UNITED STATES DISTRICT COURT FOR THE EASTERN DISTRICT OF PENNSYLVANIA


May 17, 1971

Samuel SPIEWAK and Henry Spiewak and Mania Spiewak
v.
SELECTIVE SERVICE BOARD NO. 127 and Commander Thomas Volatile

Joseph S. Lord, III, District Judge.

The opinion of the court was delivered by: LORD, III

JOSEPH S. LORD, III, District Judge.

Plaintiff Samuel Spiewak is a registrant with the Selective Service System (SSS). Plaintiffs Henry and Mania Spiewak are his parents. On June 19, 1970, Samuel was ordered by defendant Local Board No. 127 to report for induction into the Armed Forces July 9. On July 8, the Local Board postponed his induction until the August 19 call pursuant to 32 C.F.R. 1632.2 *fn1" because of his father's illness. On July 30, Samuel's parents wrote a lengthy letter to the Local Board requesting a III-A classification *fn2" for their son. Several documents were attached in support of their claim that his induction would cause them extreme hardship. On August 6, the registrant met with members of the Local Board to discuss his classification. The next day the Board informed him that it had determined his case did not warrant reopening of his classification. Samuel was later ordered to report for induction on September 14, 1970. Plaintiffs filed this action September 3, seeking a preliminary injunction against Samuel's induction into the Armed Forces and a declaratory judgment that his induction would violate SSS regulations and the Military Selective Service Act of 1967, 50 App. U.S.C. §§ 451-473.

 Defendants have argued that we lack subject-matter jurisdiction to hear this case because section 10(b)(3) of the Military Selective Service Act of 1967, 50 App. U.S.C. § 460(b)(3) commands that:

 

"* * * No judicial review shall be made of the classification or processing of any registrant by local boards, appeal boards, or the President, except as a defense to a criminal prosecution * * * after the registrant has responded either affirmatively or negatively to an order to report for induction * * *. *fn3"

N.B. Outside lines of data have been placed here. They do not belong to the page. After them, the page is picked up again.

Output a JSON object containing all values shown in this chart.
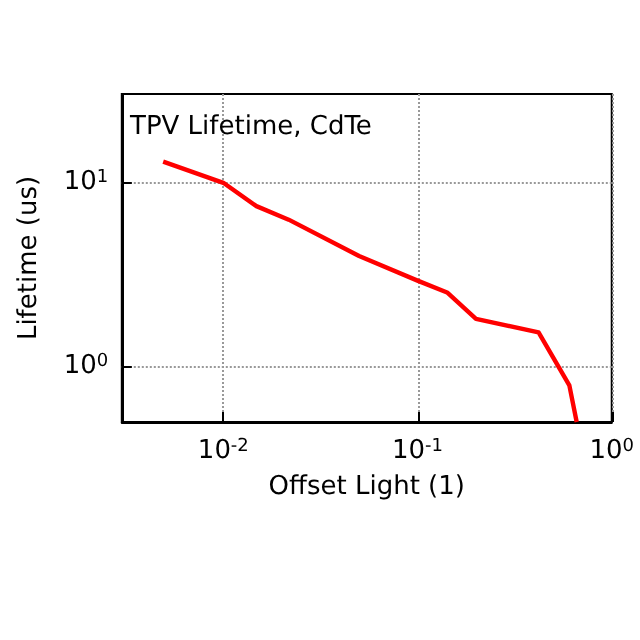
{
  "chart_data": {
    "type": "line",
    "title": "TPV Lifetime, CdTe",
    "xlabel": "Offset Light (1)",
    "ylabel": "Lifetime (us)",
    "x": [
      0.0049,
      0.01,
      0.0148,
      0.0217,
      0.05,
      0.1,
      0.142,
      0.2,
      0.42,
      0.605,
      0.66
    ],
    "series": [
      {
        "color": "#ff0000",
        "values": [
          12.9,
          9.9,
          7.4,
          6.25,
          3.97,
          2.92,
          2.52,
          1.81,
          1.53,
          0.79,
          0.5
        ]
      }
    ],
    "log": "xy",
    "xlim": [
      0.003,
      1
    ],
    "ylim": [
      0.5,
      30
    ],
    "xticks": [
      {
        "value": 0.01,
        "label": "10$^{-2}$"
      },
      {
        "value": 0.1,
        "label": "10$^{-1}$"
      },
      {
        "value": 1,
        "label": "10$^{0}$"
      }
    ],
    "yticks": [
      {
        "value": 1,
        "label": "10$^{0}$"
      },
      {
        "value": 10,
        "label": "10$^{1}$"
      }
    ],
    "grid": true,
    "marker": "none",
    "line_style": "solid"
  }
}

 Plaintiffs contend that their case falls within the exceptions to the literal terms of section 10(b)(3) recognized by a line of cases following Oestereich v. Selective Service Board, 393 U.S. 233, 89 S. Ct. 414, 21 L. Ed. 2d 402 (1968). We disagree.

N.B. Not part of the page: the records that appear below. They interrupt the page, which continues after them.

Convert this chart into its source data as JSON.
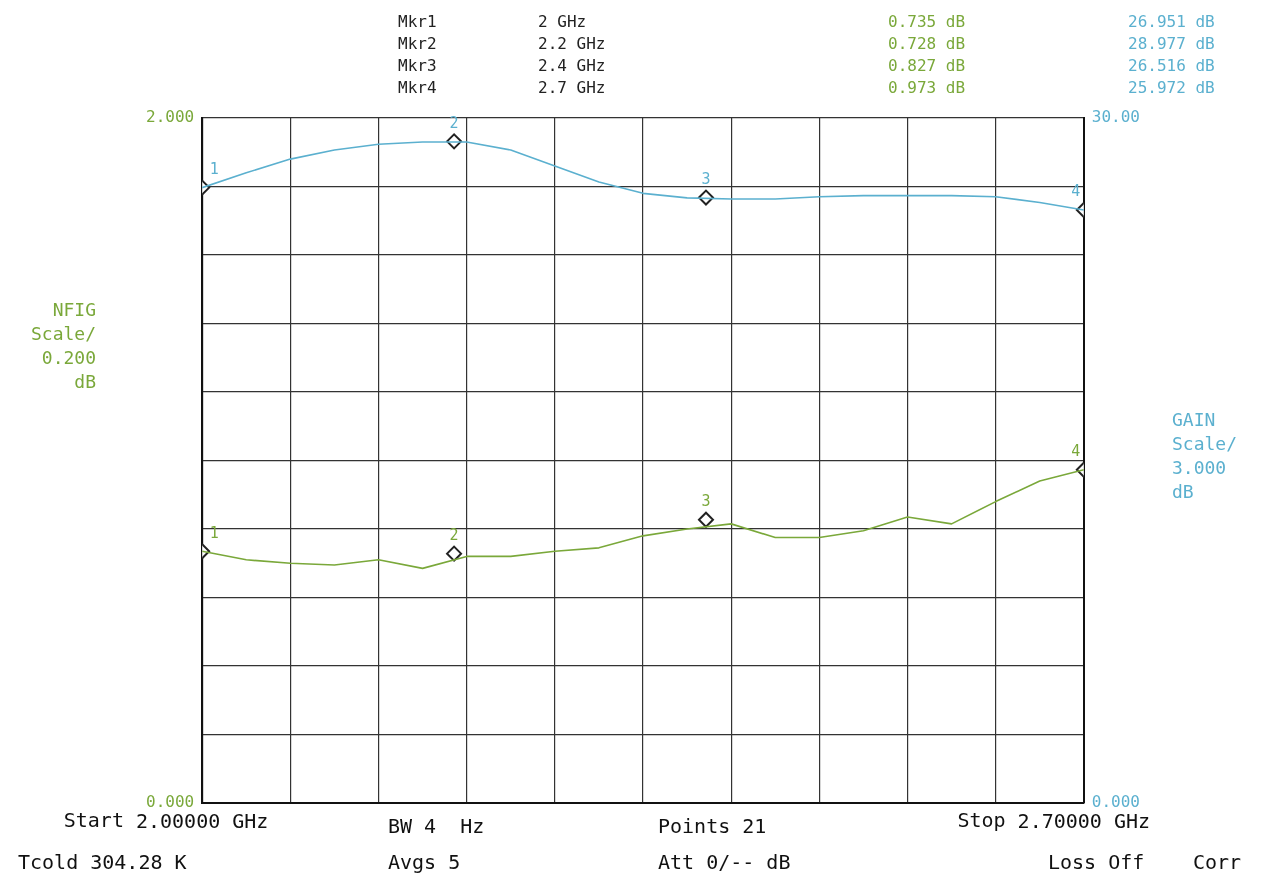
{
  "chart_data": {
    "type": "line",
    "ylabel": "NFIG Scale/ 0.200 dB",
    "y2label": "GAIN Scale/ 3.000 dB",
    "x": [
      2.0,
      2.035,
      2.07,
      2.105,
      2.14,
      2.175,
      2.21,
      2.245,
      2.28,
      2.315,
      2.35,
      2.385,
      2.42,
      2.455,
      2.49,
      2.525,
      2.56,
      2.595,
      2.63,
      2.665,
      2.7
    ],
    "xlim": [
      2.0,
      2.7
    ],
    "xticks": [
      {
        "value": 2.0,
        "label": "2.00000 GHz"
      },
      {
        "value": 2.07,
        "label": null
      },
      {
        "value": 2.14,
        "label": null
      },
      {
        "value": 2.21,
        "label": null
      },
      {
        "value": 2.28,
        "label": null
      },
      {
        "value": 2.35,
        "label": null
      },
      {
        "value": 2.42,
        "label": null
      },
      {
        "value": 2.49,
        "label": null
      },
      {
        "value": 2.56,
        "label": null
      },
      {
        "value": 2.63,
        "label": null
      },
      {
        "value": 2.7,
        "label": "2.70000 GHz"
      }
    ],
    "ylim": [
      0,
      2
    ],
    "yticks": [
      {
        "value": 0,
        "label": "0.000"
      },
      {
        "value": 0.2,
        "label": null
      },
      {
        "value": 0.4,
        "label": null
      },
      {
        "value": 0.6,
        "label": null
      },
      {
        "value": 0.8,
        "label": null
      },
      {
        "value": 1.0,
        "label": null
      },
      {
        "value": 1.2,
        "label": null
      },
      {
        "value": 1.4,
        "label": null
      },
      {
        "value": 1.6,
        "label": null
      },
      {
        "value": 1.8,
        "label": null
      },
      {
        "value": 2,
        "label": "2.000"
      }
    ],
    "y2lim": [
      0,
      30
    ],
    "y2ticks": [
      {
        "value": 0,
        "label": "0.000"
      },
      {
        "value": 30,
        "label": "30.00"
      }
    ],
    "grid": true,
    "marker": "none",
    "series": [
      {
        "color": "#7aa83a",
        "values": [
          0.735,
          0.71,
          0.7,
          0.695,
          0.71,
          0.685,
          0.72,
          0.72,
          0.735,
          0.745,
          0.78,
          0.8,
          0.815,
          0.775,
          0.775,
          0.795,
          0.835,
          0.815,
          0.88,
          0.94,
          0.973
        ]
      },
      {
        "color": "#5bb0cf",
        "axis": "y2",
        "values": [
          26.95,
          27.6,
          28.2,
          28.6,
          28.85,
          28.95,
          28.95,
          28.6,
          27.9,
          27.2,
          26.7,
          26.5,
          26.45,
          26.45,
          26.55,
          26.6,
          26.6,
          26.6,
          26.55,
          26.3,
          25.97
        ]
      },
      {
        "type": "scatter",
        "color": "#222222",
        "marker": "diamond",
        "x": [
          2.0,
          2.2,
          2.4,
          2.7
        ],
        "values": [
          0.735,
          0.728,
          0.827,
          0.973
        ]
      },
      {
        "type": "scatter",
        "color": "#222222",
        "marker": "diamond",
        "axis": "y2",
        "x": [
          2.0,
          2.2,
          2.4,
          2.7
        ],
        "values": [
          26.951,
          28.977,
          26.516,
          25.972
        ]
      }
    ],
    "annotations": [
      "1",
      "2",
      "3",
      "4",
      "1",
      "2",
      "3",
      "4",
      "Mkr1",
      "2 GHz",
      "0.735 dB",
      "26.951 dB",
      "Mkr2",
      "2.2 GHz",
      "0.728 dB",
      "28.977 dB",
      "Mkr3",
      "2.4 GHz",
      "0.827 dB",
      "26.516 dB",
      "Mkr4",
      "2.7 GHz",
      "0.973 dB",
      "25.972 dB",
      "BW 4  Hz",
      "Points 21",
      "Tcold 304.28 K",
      "Avgs 5",
      "Att 0/-- dB",
      "Loss Off",
      "Corr",
      "Start",
      "Stop"
    ]
  }
}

 The recent decision of the Third Circuit in Morgan v. Melchar, 442 F.2d 1082 (C.A. 3, filed May 5, 1971), controls our determination that we do not have jurisdiction over this case. The facts in that case were remarkably similar to those in the instant case: an order for induction which was later postponed; a claim for a III-A classification after the induction order was sent; presentation of evidence to and a personal appearance before the Local Board; and a decision by the Local Board not to reopen the registrant's classification. The only possibly important factual distinction we see between the situations of Morgan and Spiewak is that the record before the Local Board presented a basis for finding that a change in Spiewak's status over which he had no control occurred after his receipt of the induction order. *fn4" As we read Morgan, that distinction is irrelevant to the issue before us. The decision in Morgan was based on the court's determination that the right to a III-A deferment depends on local board action which "inescapably involves a determination of fact and an exercise of judgment," Clark v. Gabriel, 393 U.S. 256, 258, 89 S. Ct. 424, 21 L. Ed. 2d 418 (1968), and its determination that reopening after an induction order has been mailed is not a clear legal right but rather involves specific fact-finding by the Local Board. Morgan v. Melchar, supra, 442 F.2d at 1087, 1088. *fn5"

 Since we find no relevant distinction between this case and Morgan, we must dismiss the Spiewak's complaint for lack of jurisdiction over the subject matter.